| > Leaving aside the fact that I don’t believe anyone does this. Everyone who uses GPUs with Kubernetes does exactly this. GPUs are not a native thing to Kubernetes. > You just maybe proved the point that I originally asserted: the things you configure on kubernetes are the same things you configure on cloud VMs You are of course entirely missing the point, and I’m not sure if you’re doing it on purpose or not. You have 100 units of work that you need to run. A unit of work is some “thing” that needs a certain number of CPU cores, memory, GPUs and other user-defined resources. Each unit of work also needs an individual identity, distinct from other units of work. Go and code something to run that workload on the minimum number of cloud VMs, taking into account cost and your own user-defined scaling policies, minimizing the amount of unused resources. Now make it handle adapting to changes in the quantity and definitions of those units of work. Now make it handle over-committing, allowing units of work to have hard and soft limits that depend on the utilization of the underlying hardware. Now make it provision some form of secure identity per unit of work.

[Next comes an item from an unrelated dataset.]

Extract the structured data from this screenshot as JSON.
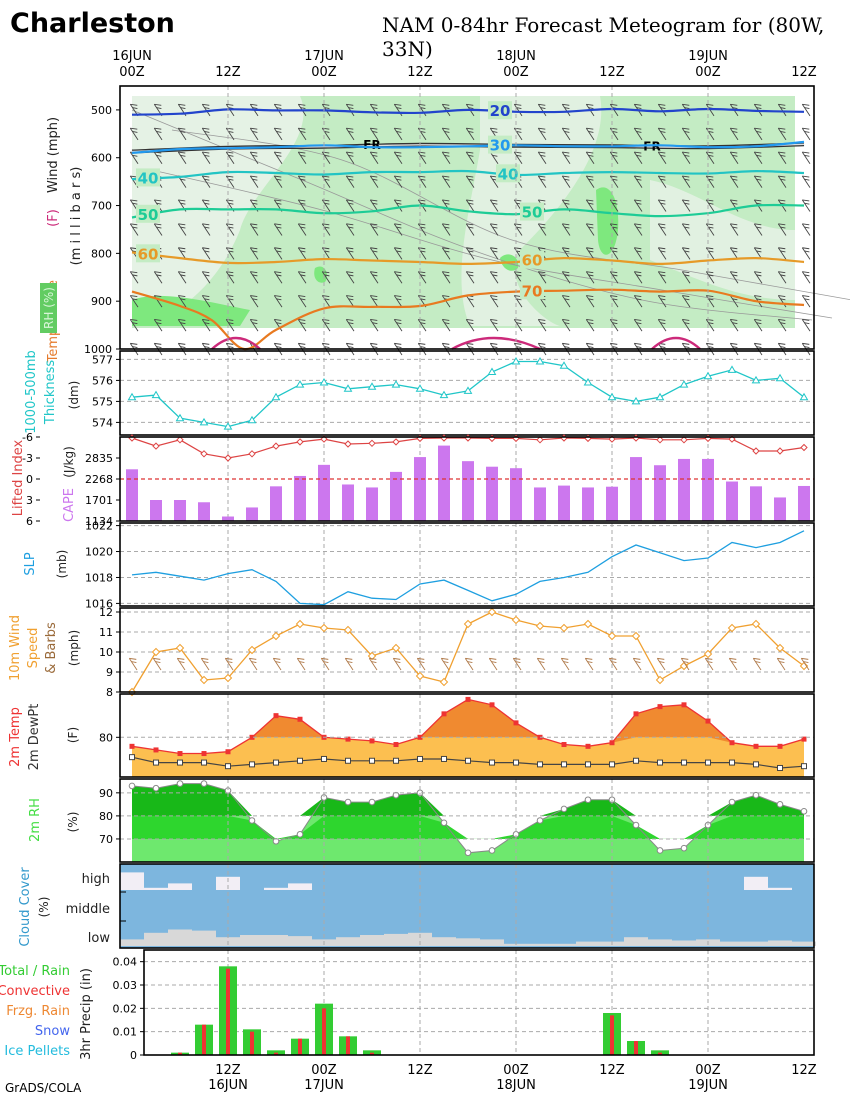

After you’ve spent time coding that, you’ll realize that: 1. It’s hard 2. You’ve re-invented part of Kubernetes 3. Your implementation is shit 4. It’s very much not “the same things you can configure on cloud VMs” |
1. Kubernetes manifests require "requests" to be specified. (mem/CPU allocation)
2. Getting 100 VMs identical is not difficult on the cloud.
The point I'm making is that you've already abstracted a lot of the things away with Cloud, and we abstract the same exact things even more on top of kubernetes.
If K8S was running on bare metal I'd agree with you though.